“But I,” said Rochecliffe, “am as much alive as you are.”
“Thou alive!—thou! Joseph Albany, whom my own eyes saw precipitated from the battlements of Clidesthrow Castle?”
“Ay,” answered the Doctor, “but you did not see me swim ashore on a marsh covered with sedges—fugit ad salices—after a manner which I will explain to you another time.”
Holdenough touched his hand with doubt and uncertainty. “Thou art indeed warm and alive,” he said, “and yet after so many blows, and a fall so tremendous—thou canst not be my Joseph Albany.”
“I am Joseph Albany Rochecliffe,” said the Doctor, “become so in virtue of my mother’s little estate, which fines and confiscations have made an end of.”
“And is it so indeed?” said Holdenough, “and have I recovered mine old chum?”
“Even so,” replied Rochecliffe, “by the same token I appeared to you in the Mirror Chamber—Thou wert so bold, Nehemiah, that our whole scheme would have been shipwrecked, had I not appeared to thee in the shape of a departed friend. Yet, believe me, it went against my heart to do it.”
“Ah, fie on thee, fie on thee,” said Holdenough, throwing himself into his arms, and clasping him to his bosom, “thou wert ever a naughty wag. How couldst thou play me such a trick?—Ah, Albany, dost thou remember Dr. Purefoy and Caius College?”
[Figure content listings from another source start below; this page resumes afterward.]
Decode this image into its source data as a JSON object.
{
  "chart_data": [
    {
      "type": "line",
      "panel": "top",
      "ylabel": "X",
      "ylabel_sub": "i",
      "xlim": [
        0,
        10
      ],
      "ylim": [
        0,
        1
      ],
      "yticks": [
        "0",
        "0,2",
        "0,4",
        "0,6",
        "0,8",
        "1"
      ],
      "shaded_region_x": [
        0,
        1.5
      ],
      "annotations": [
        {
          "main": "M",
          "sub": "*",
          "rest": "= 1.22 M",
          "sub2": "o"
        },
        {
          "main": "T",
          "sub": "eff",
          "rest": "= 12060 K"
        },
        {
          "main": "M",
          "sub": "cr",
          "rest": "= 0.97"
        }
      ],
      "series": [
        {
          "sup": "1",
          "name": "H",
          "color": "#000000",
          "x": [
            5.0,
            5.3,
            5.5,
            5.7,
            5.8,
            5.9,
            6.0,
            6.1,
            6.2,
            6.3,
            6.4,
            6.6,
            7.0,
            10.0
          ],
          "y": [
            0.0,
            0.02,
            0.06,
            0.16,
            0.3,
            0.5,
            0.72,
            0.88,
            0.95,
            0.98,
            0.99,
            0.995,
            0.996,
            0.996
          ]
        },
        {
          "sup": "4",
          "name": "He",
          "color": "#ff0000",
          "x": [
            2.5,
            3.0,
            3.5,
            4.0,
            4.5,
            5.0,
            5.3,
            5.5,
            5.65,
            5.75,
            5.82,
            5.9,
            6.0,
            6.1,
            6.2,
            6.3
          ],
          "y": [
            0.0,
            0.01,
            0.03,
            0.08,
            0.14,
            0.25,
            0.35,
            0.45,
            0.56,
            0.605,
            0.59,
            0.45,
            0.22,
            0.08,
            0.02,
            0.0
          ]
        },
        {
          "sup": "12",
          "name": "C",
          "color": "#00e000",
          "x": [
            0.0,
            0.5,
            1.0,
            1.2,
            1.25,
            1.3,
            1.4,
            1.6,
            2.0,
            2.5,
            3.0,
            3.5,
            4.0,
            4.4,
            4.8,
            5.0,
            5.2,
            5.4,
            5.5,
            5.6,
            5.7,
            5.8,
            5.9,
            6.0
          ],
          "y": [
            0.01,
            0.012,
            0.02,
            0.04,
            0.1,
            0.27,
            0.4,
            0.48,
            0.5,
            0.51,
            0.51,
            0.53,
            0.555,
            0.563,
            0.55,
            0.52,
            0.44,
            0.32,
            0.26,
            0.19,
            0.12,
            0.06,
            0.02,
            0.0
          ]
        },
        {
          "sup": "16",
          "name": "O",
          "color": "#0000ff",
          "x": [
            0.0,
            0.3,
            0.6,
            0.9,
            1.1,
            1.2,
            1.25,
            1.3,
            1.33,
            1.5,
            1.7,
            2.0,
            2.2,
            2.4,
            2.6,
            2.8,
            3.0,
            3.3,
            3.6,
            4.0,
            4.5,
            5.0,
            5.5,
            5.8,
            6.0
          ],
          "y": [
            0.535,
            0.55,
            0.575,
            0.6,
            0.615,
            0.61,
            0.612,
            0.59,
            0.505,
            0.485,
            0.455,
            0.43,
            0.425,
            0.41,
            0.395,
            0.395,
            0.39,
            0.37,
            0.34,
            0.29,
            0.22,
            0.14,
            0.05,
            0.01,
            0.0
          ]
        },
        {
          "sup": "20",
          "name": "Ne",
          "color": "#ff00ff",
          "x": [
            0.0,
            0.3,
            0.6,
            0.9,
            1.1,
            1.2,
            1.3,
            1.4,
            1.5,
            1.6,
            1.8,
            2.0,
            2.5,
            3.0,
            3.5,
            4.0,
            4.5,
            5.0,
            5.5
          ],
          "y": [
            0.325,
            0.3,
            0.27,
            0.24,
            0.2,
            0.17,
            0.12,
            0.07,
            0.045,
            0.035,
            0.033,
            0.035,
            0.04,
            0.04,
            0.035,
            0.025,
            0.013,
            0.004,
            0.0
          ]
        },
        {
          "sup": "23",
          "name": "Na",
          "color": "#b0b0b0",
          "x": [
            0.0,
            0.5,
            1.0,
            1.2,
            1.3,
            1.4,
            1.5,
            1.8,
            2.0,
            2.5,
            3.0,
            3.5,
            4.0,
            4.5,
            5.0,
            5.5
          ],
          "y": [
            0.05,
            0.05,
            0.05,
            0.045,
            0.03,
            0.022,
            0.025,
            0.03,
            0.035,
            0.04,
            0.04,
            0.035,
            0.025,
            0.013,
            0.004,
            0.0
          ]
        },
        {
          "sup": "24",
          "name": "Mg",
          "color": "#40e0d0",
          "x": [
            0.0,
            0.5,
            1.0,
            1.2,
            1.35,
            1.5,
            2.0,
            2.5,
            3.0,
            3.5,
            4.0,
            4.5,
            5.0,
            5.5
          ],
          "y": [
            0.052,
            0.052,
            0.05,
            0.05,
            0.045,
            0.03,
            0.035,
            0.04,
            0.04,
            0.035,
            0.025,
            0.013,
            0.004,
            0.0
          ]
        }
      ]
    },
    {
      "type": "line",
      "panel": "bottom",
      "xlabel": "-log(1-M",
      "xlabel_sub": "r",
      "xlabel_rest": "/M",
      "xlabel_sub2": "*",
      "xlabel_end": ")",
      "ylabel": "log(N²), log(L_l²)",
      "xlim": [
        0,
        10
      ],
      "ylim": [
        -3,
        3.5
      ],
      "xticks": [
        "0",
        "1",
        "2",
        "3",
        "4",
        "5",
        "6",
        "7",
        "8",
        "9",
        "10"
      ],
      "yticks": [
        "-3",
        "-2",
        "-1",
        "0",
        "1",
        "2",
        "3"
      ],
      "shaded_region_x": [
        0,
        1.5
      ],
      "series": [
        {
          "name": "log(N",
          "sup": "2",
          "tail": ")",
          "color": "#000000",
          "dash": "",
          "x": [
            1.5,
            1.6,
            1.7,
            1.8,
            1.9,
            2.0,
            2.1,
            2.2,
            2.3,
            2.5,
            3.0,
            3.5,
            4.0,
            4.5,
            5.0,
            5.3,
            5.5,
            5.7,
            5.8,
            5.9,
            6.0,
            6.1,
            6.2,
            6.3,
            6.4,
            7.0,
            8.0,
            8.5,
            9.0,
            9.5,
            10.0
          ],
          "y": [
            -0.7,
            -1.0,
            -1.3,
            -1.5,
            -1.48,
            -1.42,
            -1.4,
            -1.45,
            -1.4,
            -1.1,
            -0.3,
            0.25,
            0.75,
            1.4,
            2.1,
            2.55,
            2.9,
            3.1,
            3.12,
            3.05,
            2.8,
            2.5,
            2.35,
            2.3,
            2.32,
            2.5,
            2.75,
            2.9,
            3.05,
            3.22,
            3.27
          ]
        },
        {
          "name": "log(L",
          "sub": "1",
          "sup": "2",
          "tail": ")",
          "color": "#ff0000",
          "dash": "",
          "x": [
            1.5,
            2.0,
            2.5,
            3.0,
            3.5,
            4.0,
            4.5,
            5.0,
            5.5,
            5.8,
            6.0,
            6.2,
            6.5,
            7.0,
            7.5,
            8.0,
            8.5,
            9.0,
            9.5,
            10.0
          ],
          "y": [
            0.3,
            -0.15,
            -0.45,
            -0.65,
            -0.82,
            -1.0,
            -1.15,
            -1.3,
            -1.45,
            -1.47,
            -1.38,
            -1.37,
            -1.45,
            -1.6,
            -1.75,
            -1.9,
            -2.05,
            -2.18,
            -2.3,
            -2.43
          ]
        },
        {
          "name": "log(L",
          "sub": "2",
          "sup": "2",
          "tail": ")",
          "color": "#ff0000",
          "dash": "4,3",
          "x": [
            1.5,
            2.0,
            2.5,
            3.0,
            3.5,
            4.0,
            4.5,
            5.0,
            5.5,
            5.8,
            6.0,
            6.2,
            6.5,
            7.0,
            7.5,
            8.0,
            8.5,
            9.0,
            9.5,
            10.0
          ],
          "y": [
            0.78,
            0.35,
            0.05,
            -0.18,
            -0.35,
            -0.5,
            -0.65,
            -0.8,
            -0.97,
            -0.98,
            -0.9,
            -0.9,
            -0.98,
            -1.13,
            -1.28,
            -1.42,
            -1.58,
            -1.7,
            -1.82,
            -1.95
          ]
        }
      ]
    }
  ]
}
“Marry, do I,” said the Doctor, thrusting his arm through the Presbyterian divine’s, and guiding him to a seat apart from the other prisoners, who witnessed this scene with much surprise. “Remember Caius College?” said Rochecliffe; “ay, and the good ale we drank, and our parties to mother Huffcap’s.”
“Vanity of vanities,” said Holdenough, smiling kindly at the same time, and still holding his recovered friend’s arm enclosed and hand-locked in his.